The 40ZX1's XrossMedia bar onscreen menus, with their horizontal and vertical axes, deliver clear text and graphics that's fairly clearly laid out. The remote control is classy, too.
So does the 40ZX1's revolutionary skinniness compromise its picture quality? Actually, yes. Though not to a disastrous extent.
Comparing its pictures with one of Sony's new X4500 TVs (soon to be reviewed), which uses normal rear-mounted LED lighting, the 40ZX1's dark picture areas look less profoundly black (thanks to the lack of local dimming), and its colours seem a little less intense. We also noticed slivers of light down this Sony model's extreme edges during dark scenes.
However, compared with many non-LED LCD TVs, the 40ZX1's pictures are pretty smart. For instance, while black levels may lack the depth of the best plasma or normal LED screens, they're better than those of most standard LCDs.
Similarly, while colours don't always scream off the screen, they're generally more natural in tone and subtly blended than with typical LCD TVs.
Relatively static HD images look detailed and crisp as well, with acute edging, and this is achieved without the rough, gritty look that some TVs cause when trying to achieve extreme HD sharpness. So pictures can look terrific at times.
However, we have to stress that only 'relatively static' HD images look very sharp, as fast-moving images can look distractingly smeary. And the problem becomes worse when watching SD – even with the MotionFlow circuitry running on 'Normal'. You can reduce the blur considerably if you turn up the MotionFlow to 'High', but this causes more processing side effects than we feel comfortable with.
Standard-definition pictures aren't quite as detailed as we'd like either, with skin tones looking rather waxy and the picture seeming generally slightly soft. And as a final negative, the picture loses contrast quite dramatically if you have to watch it from much of an angle.

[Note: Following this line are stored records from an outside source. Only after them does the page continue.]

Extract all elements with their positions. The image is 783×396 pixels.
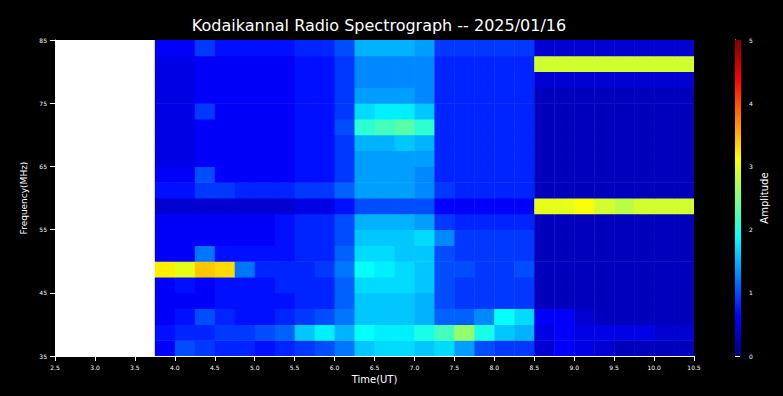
svg-text:3.0: 3.0 — [90, 364, 100, 371]
svg-text:8.0: 8.0 — [490, 364, 500, 371]
svg-text:2.5: 2.5 — [50, 364, 60, 371]
svg-text:55: 55 — [39, 226, 47, 233]
svg-text:1: 1 — [749, 289, 753, 296]
svg-text:45: 45 — [39, 289, 47, 296]
svg-text:85: 85 — [39, 37, 47, 44]
svg-text:9.0: 9.0 — [569, 364, 579, 371]
svg-text:8.5: 8.5 — [529, 364, 539, 371]
svg-text:4.0: 4.0 — [170, 364, 180, 371]
svg-text:7.0: 7.0 — [410, 364, 420, 371]
svg-text:Amplitude: Amplitude — [759, 172, 770, 223]
svg-text:Time(UT): Time(UT) — [351, 374, 398, 385]
svg-text:10.0: 10.0 — [647, 364, 661, 371]
svg-text:6.0: 6.0 — [330, 364, 340, 371]
svg-text:Frequency(MHz): Frequency(MHz) — [19, 162, 29, 235]
svg-text:5.0: 5.0 — [250, 364, 260, 371]
svg-text:5: 5 — [749, 37, 753, 44]
svg-text:3.5: 3.5 — [130, 364, 140, 371]
svg-text:0: 0 — [749, 353, 753, 360]
svg-text:7.5: 7.5 — [450, 364, 460, 371]
svg-text:3: 3 — [749, 163, 753, 170]
svg-text:4: 4 — [749, 100, 753, 107]
svg-text:9.5: 9.5 — [609, 364, 619, 371]
svg-text:35: 35 — [39, 353, 47, 360]
svg-text:5.5: 5.5 — [290, 364, 300, 371]
svg-text:10.5: 10.5 — [687, 364, 701, 371]
svg-text:2: 2 — [749, 226, 753, 233]
svg-text:6.5: 6.5 — [370, 364, 380, 371]
svg-text:Kodaikannal Radio Spectrograph: Kodaikannal Radio Spectrograph -- 2025/0… — [192, 16, 566, 35]
svg-text:75: 75 — [39, 100, 47, 107]
svg-text:65: 65 — [39, 163, 47, 170]
svg-text:4.5: 4.5 — [210, 364, 220, 371]
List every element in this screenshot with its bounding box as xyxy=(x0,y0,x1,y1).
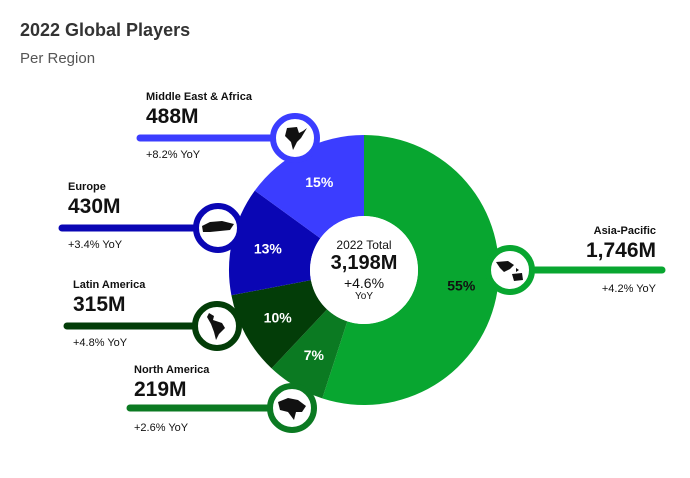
europe-map-icon xyxy=(202,221,234,232)
region-value: 430M xyxy=(68,195,121,218)
region-yoy: +4.8% YoY xyxy=(73,337,128,349)
region-yoy: +8.2% YoY xyxy=(146,149,201,161)
percent-label-north-america: 7% xyxy=(304,347,325,363)
marker-asia-pacific xyxy=(485,245,535,295)
asia-pacific-map-icon xyxy=(496,261,523,281)
region-name: Latin America xyxy=(73,279,146,291)
middle-east-africa-map-icon xyxy=(285,127,307,150)
chart-subtitle: Per Region xyxy=(20,50,96,67)
label-asia-pacific: Asia-Pacific 1,746M +4.2% YoY xyxy=(536,225,656,295)
label-north-america: North America 219M +2.6% YoY xyxy=(134,364,210,434)
slice-europe xyxy=(229,190,321,296)
region-yoy: +2.6% YoY xyxy=(134,422,189,434)
chart-title: 2022 Global Players xyxy=(20,20,191,40)
region-value: 488M xyxy=(146,105,199,128)
region-name: Europe xyxy=(68,181,106,193)
center-label: 2022 Total xyxy=(336,238,392,252)
label-latin-america: Latin America 315M +4.8% YoY xyxy=(73,279,146,349)
donut-hole xyxy=(310,216,418,324)
center-total: 2022 Total 3,198M +4.6% YoY xyxy=(310,238,418,302)
slice-latin-america xyxy=(231,280,328,369)
label-europe: Europe 430M +3.4% YoY xyxy=(68,181,122,251)
slice-asia-pacific xyxy=(322,135,499,406)
label-middle-east-africa: Middle East & Africa 488M +8.2% YoY xyxy=(146,91,252,161)
north-america-map-icon xyxy=(278,398,306,420)
slice-north-america xyxy=(271,309,348,399)
center-change-unit: YoY xyxy=(355,291,373,302)
region-value: 315M xyxy=(73,293,126,316)
region-yoy: +4.2% YoY xyxy=(601,283,656,295)
region-yoy: +3.4% YoY xyxy=(68,239,123,251)
region-name: North America xyxy=(134,364,210,376)
percent-label-europe: 13% xyxy=(254,241,283,257)
percent-label-asia-pacific: 55% xyxy=(447,277,476,293)
percent-label-latin-america: 10% xyxy=(264,309,293,325)
center-value: 3,198M xyxy=(330,252,398,274)
region-value: 1,746M xyxy=(585,239,656,262)
slice-middle-east-africa xyxy=(254,135,364,239)
latin-america-map-icon xyxy=(207,313,225,340)
percent-label-middle-east-africa: 15% xyxy=(305,174,334,190)
region-value: 219M xyxy=(134,378,187,401)
center-change: +4.6% xyxy=(343,275,385,291)
region-name: Asia-Pacific xyxy=(593,225,656,237)
region-name: Middle East & Africa xyxy=(146,91,252,103)
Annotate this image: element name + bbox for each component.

But to finish on the sort of positive note the 40ZX1 just about deserves, it's nice to report that the wireless AV system works really well, with no obvious noise being added to the picture or sound.
If you buy the optional (around £299) desktop stand for the 40ZX1, you also get a novel, almost circular speaker array built into the stand's top edge. And this is a pretty decent performer, serving up a wide, reasonably clear, well-rounded soundstage that even enjoys decent bass, thanks to a dedicated 10W subwoofer component.
However cutting edge and gobsmackingly eye-catching the 40ZX1 might be, its price could buy a bigger and better performer.